A mATX gaming motherboard is finally coming as ASUS steps into the ring with what could be called a successor to its 2015 desktop-grade ROG Maximus VIII Gene mATX gaming motherboard. Rather than replace it as a full-sized ATX board, the new ROG Maximus XI mATX gaming motherboard gives mATX builders something to smile about after three long years.

Compared to the standard ATX form-factor, PC builders looking for machine with a smaller footprint as usually far more limited when it comes to motherboards With a PC motherboard being the very foundation of a build, a lack of options when it comes to smaller boards means a diminished selection of components to choose from both at the time of building, and when it comes to upgrade in the future.
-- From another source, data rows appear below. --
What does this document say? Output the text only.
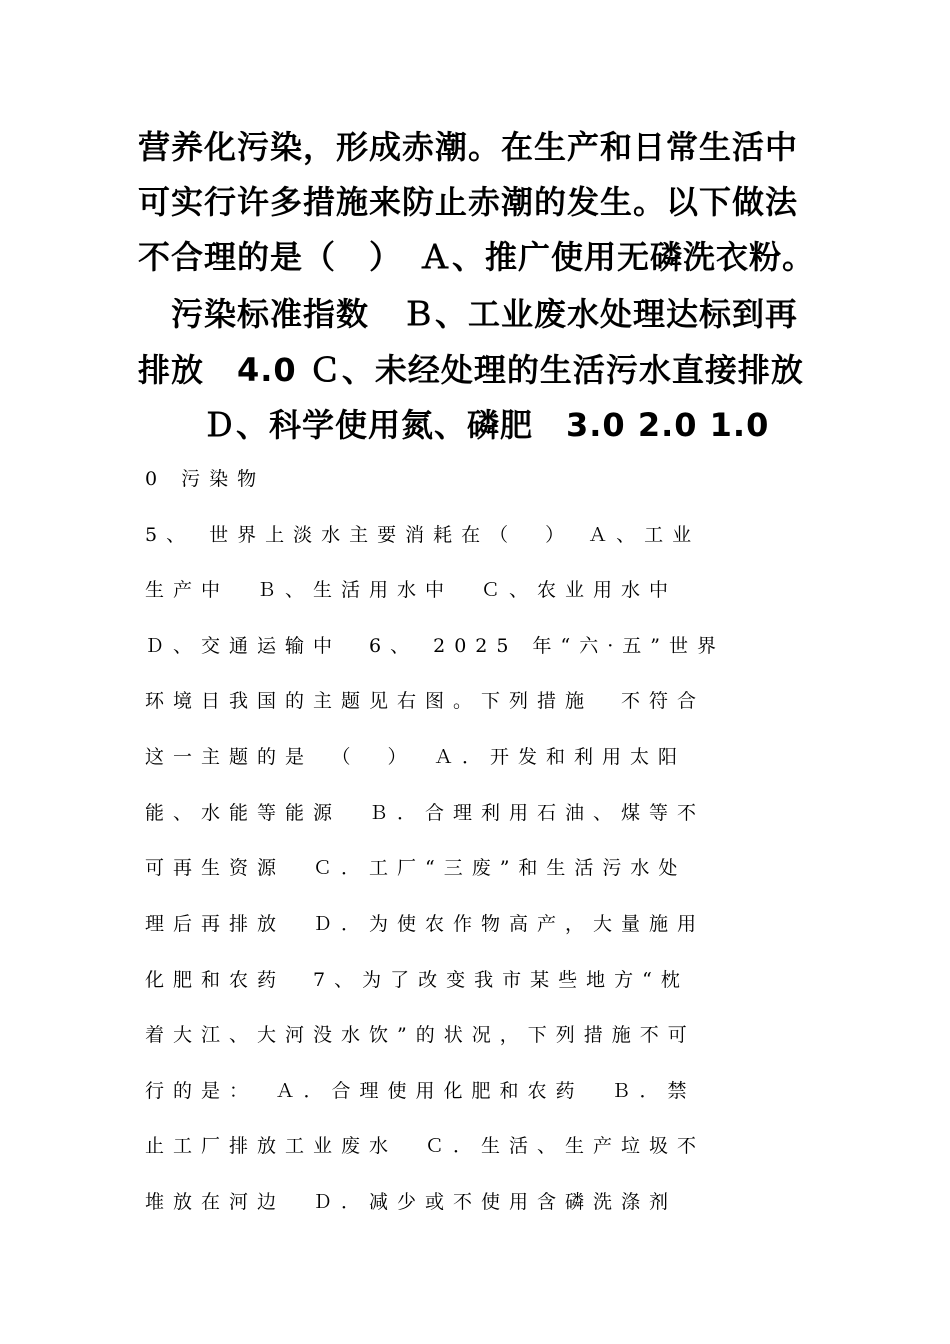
营养化污染，形成赤潮。在生产和日常生活中
可实行许多措施来防止赤潮的发生。以下做法
不合理的是（　）　Ａ、推广使用无磷洗衣粉。
　污染标准指数　Ｂ、工业废水处理达标到再
排放　4.0 Ｃ、未经处理的生活污水直接排放
　Ｄ、科学使用氮、磷肥　3.0 2.0 1.0
0 污染物
5、 世界上淡水主要消耗在（　） Ａ、工业
生产中　Ｂ、生活用水中　Ｃ、农业用水中
Ｄ、交通运输中　6、 2025 年“六·五”世界
环境日我国的主题见右图。下列措施　不符合
这一主题的是　（　）　Ａ．开发和利用太阳
能、水能等能源　Ｂ．合理利用石油、煤等不
可再生资源　Ｃ．工厂“三废”和生活污水处
理后再排放　Ｄ．为使农作物高产，大量施用
化肥和农药　7、为了改变我市某些地方“枕
着大江、大河没水饮”的状况，下列措施不可
行的是：　Ａ．合理使用化肥和农药　Ｂ．禁
止工厂排放工业废水　Ｃ．生活、生产垃圾不
堆放在河边　Ｄ．减少或不使用含磷洗涤剂
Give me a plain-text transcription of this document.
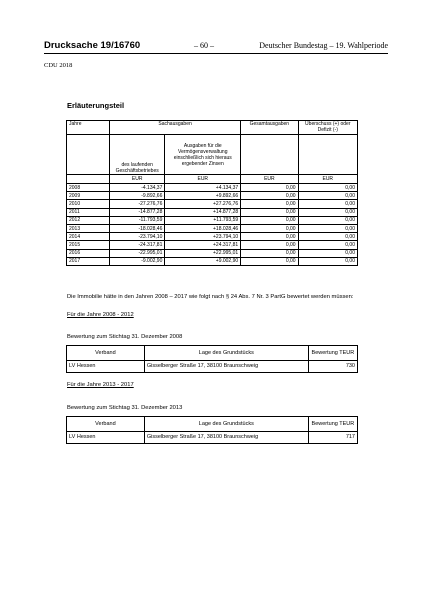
Drucksache 19/16760	– 60 –	Deutscher Bundestag – 19. Wahlperiode
CDU 2018
Erläuterungsteil
Jahre	Sachausgaben		Gesamtausgaben	Überschuss (+) oder Defizit (-)
	des laufenden Geschäftsbetriebes	Ausgaben für die Vermögensverwaltung einschließlich sich hieraus ergebender Zinsen		
	EUR	EUR	EUR	EUR
2008	-4.134,37	+4.134,37	0,00	0,00
2009	-9.892,66	+9.892,66	0,00	0,00
2010	-27.276,76	+27.276,76	0,00	0,00
2011	-14.877,28	+14.877,28	0,00	0,00
2012	-11.793,59	+11.793,59	0,00	0,00
2013	-18.028,46	+18.028,46	0,00	0,00
2014	-23.794,10	+23.794,10	0,00	0,00
2015	-24.317,81	+24.317,81	0,00	0,00
2016	-22.995,01	+22.995,01	0,00	0,00
2017	-9.002,90	+9.002,90	0,00	0,00
Die Immobilie hätte in den Jahren 2008 – 2017 wie folgt nach § 24 Abs. 7 Nr. 3 PartG bewertet werden müssen:
Für die Jahre 2008 - 2012
Bewertung zum Stichtag 31. Dezember 2008
Verband	Lage des Grundstücks	Bewertung TEUR
LV Hessen	Gisselberger Straße 17, 38100 Braunschweig	730
Für die Jahre 2013 - 2017
Bewertung zum Stichtag 31. Dezember 2013
Verband	Lage des Grundstücks	Bewertung TEUR
LV Hessen	Gisselberger Straße 17, 38100 Braunschweig	717
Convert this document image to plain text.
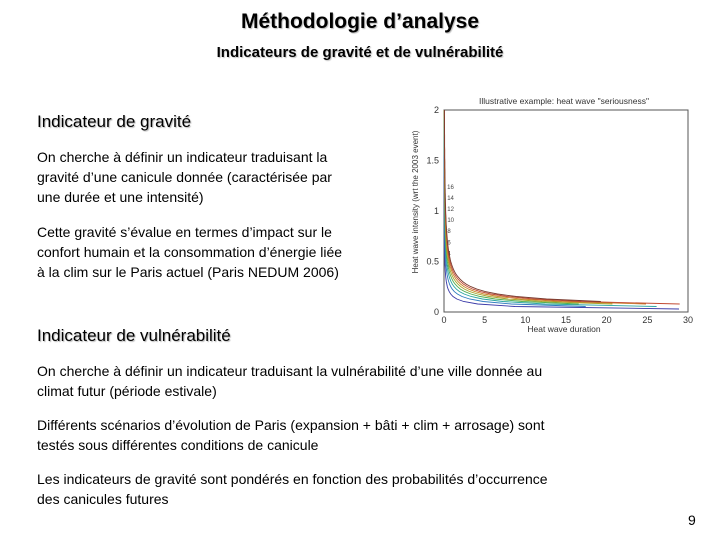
Méthodologie d’analyse
Indicateurs de gravité et de vulnérabilité
Indicateur de gravité
On cherche à définir un indicateur traduisant la
gravité d’une canicule donnée (caractérisée par
une durée et une intensité)
Cette gravité s’évalue en termes d’impact sur le
confort humain et la consommation d’énergie liée
à la clim sur le Paris actuel (Paris NEDUM 2006)
Illustrative example: heat wave "seriousness"
Heat wave intensity (wrt the 2003 event)
0
0.5
1
1.5
2
0	5	10	15	20	25	30
2
4
6
8
10
12
14
16
Heat wave duration
Indicateur de vulnérabilité
On cherche à définir un indicateur traduisant la vulnérabilité d’une ville donnée au
climat futur (période estivale)
Différents scénarios d’évolution de Paris (expansion + bâti + clim + arrosage) sont
testés sous différentes conditions de canicule
Les indicateurs de gravité sont pondérés en fonction des probabilités d’occurrence
des canicules futures
9
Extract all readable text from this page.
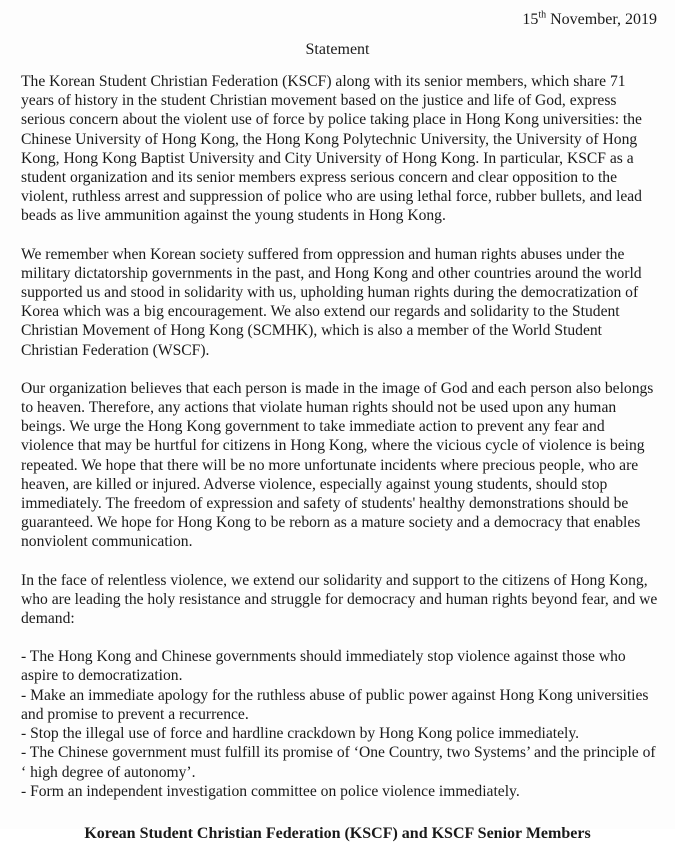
15th November, 2019
Statement

The Korean Student Christian Federation (KSCF) along with its senior members, which share 71 years of history in the student Christian movement based on the justice and life of God, express serious concern about the violent use of force by police taking place in Hong Kong universities: the Chinese University of Hong Kong, the Hong Kong Polytechnic University, the University of Hong Kong, Hong Kong Baptist University and City University of Hong Kong. In particular, KSCF as a student organization and its senior members express serious concern and clear opposition to the violent, ruthless arrest and suppression of police who are using lethal force, rubber bullets, and lead beads as live ammunition against the young students in Hong Kong.

We remember when Korean society suffered from oppression and human rights abuses under the military dictatorship governments in the past, and Hong Kong and other countries around the world supported us and stood in solidarity with us, upholding human rights during the democratization of Korea which was a big encouragement. We also extend our regards and solidarity to the Student Christian Movement of Hong Kong (SCMHK), which is also a member of the World Student Christian Federation (WSCF).

Our organization believes that each person is made in the image of God and each person also belongs to heaven. Therefore, any actions that violate human rights should not be used upon any human beings. We urge the Hong Kong government to take immediate action to prevent any fear and violence that may be hurtful for citizens in Hong Kong, where the vicious cycle of violence is being repeated. We hope that there will be no more unfortunate incidents where precious people, who are heaven, are killed or injured. Adverse violence, especially against young students, should stop immediately. The freedom of expression and safety of students' healthy demonstrations should be guaranteed. We hope for Hong Kong to be reborn as a mature society and a democracy that enables nonviolent communication.

In the face of relentless violence, we extend our solidarity and support to the citizens of Hong Kong, who are leading the holy resistance and struggle for democracy and human rights beyond fear, and we demand:

- The Hong Kong and Chinese governments should immediately stop violence against those who aspire to democratization.
- Make an immediate apology for the ruthless abuse of public power against Hong Kong universities and promise to prevent a recurrence.
- Stop the illegal use of force and hardline crackdown by Hong Kong police immediately.
- The Chinese government must fulfill its promise of ‘One Country, two Systems’ and the principle of ‘ high degree of autonomy’.
- Form an independent investigation committee on police violence immediately.
Korean Student Christian Federation (KSCF) and KSCF Senior Members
Thankfully, ASUS has decided to bring its famous ROG Maximus line of gaming motherboards to the niche side of the market after a 3-year vacation. Boards can get far smaller than mATX, but any improvement in choice is cause for celebration. The ASUS ROG Maximus XI Gene even numbers itself 3 iterations above the company’s last mATX gaming motherboard from back in 2015, with the three-year gap signaling prime upgrade time for those still running the board’s older brother.

The biggest change in appearance itself comes from the omission of two memory slots, bringing ASUS’ 2018 mATX gaming motherboard down to a mere two slots. To make up for it, each can support DDR4-4600, the fastest consumer-grade memory available. At prices of around $800+ for 16GB of the stuff, we can’t imagine many picking up this board will trick it out to its full potential.

To complement the idea of cramming a lot of horsepower into a small chassis with a board this size, the ASUS ROG Maximus XI Gene features a dizzying amount of 4-pin PWM fan headers to help keep the end result cool and RGB-heavy. And while we’re on the topic of RGB, there’s plenty of LEDs build into the board itself to give those cooler trims a healthy glow.

It’s an LGA1151 socket board, too, so expect someone to stick the ridiculously expensive i9 9900K CPU in there. Just don’t go expecting a multi-GPU setup. SLI is officially dead with this one.